Tuesday 2 September 2014

Operation Wild Series - BBC One

In this three-part documentary series, Clare Balding and Steve Leonard explore the globe in search of injured animals who are being saved by pioneering veterinarians whom are adapting human medical care to effectively enable better care for animals. 

These life-saving procedures are undertaken with massive difficulties to overcome, often regarding the size of the animal in regard to the equipment, or the methods of sedation, or fundamentally discerning whether an animal is in pain or unwell in the first place.

Operation Wild (BBC One) was an interesting twist on the customary animal documentary as it reconfigured the general conception of the vet role to wild animals in their natural habitats or in sanctuaries made to protect them from poachers and extinction.


The Wolong giant panda base in China, for example, is implementing important neonatal techniques in order to save more of the endangered species. It is the custom of pandas who birth twins to disown the "weaker" twin in order to put all their energy into saving one. However, at the Wolong institute, a giant panda mother, Xi Xi, is carefully manipulated into providing vital care for both her chosen and rejected twins. Panda cubs require crucial antibodies only found within their mothers milk, and so Xi Xi's rejected twin is fundamentally handicapped through his inability to consume these antibodies. The Wolong team stage a switch between the twins in order to provide an opportunity for the rejected twin to reap the love and attention its mother that he desperately needs. Luckily, this Freaky Friday experiment works perfectly, and the Wolong team decide that they will continue to switch out the twins every week until they are six months old. 
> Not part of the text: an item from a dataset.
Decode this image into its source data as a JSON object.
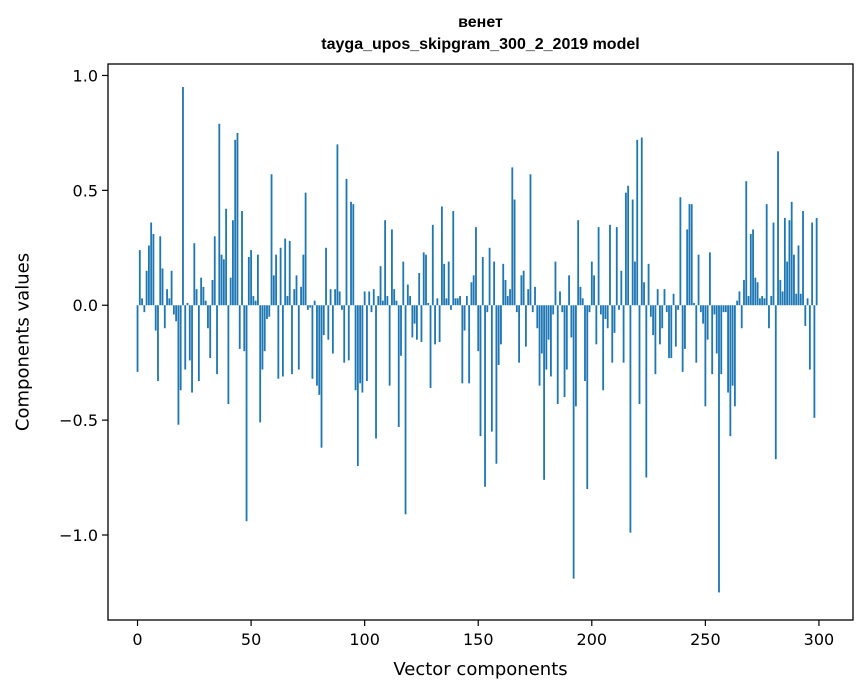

However, there are also some sad stories where the animals cannot be saved. For example, the alligator, Martha, who was saved, but seemed to be suffering from a chronic blockage
in her stomach. Unable to submerge herself in water, which is customary for her species, she is very clearly unwell. After being taken to a reptile specialist, she undergoes surgery. However, throughout the course of the operation, it is revealed that she has suffered too much damage and her organs have become fused together making it impossible for the vet to do anything to help. 
Overall, there is a bittersweet taste to a number of the operations. Many of these injuries have been caused by poachers or as an impact of deforestation. Such as with a rhino who has had his horn taken by poachers, or a gorilla whom was shot when he was a baby as a result of poachers killing his mother for bush meat. Although these animals are saved, or at least put out of their intense pain and suffering, knowing that these injuries were all caused by human intervention and abuse is a chilling and devastating fact, which has a greater resonance than other animal documentaries as it pictures these inhuman acts against the extraordinary measures others are taking to help save animal species.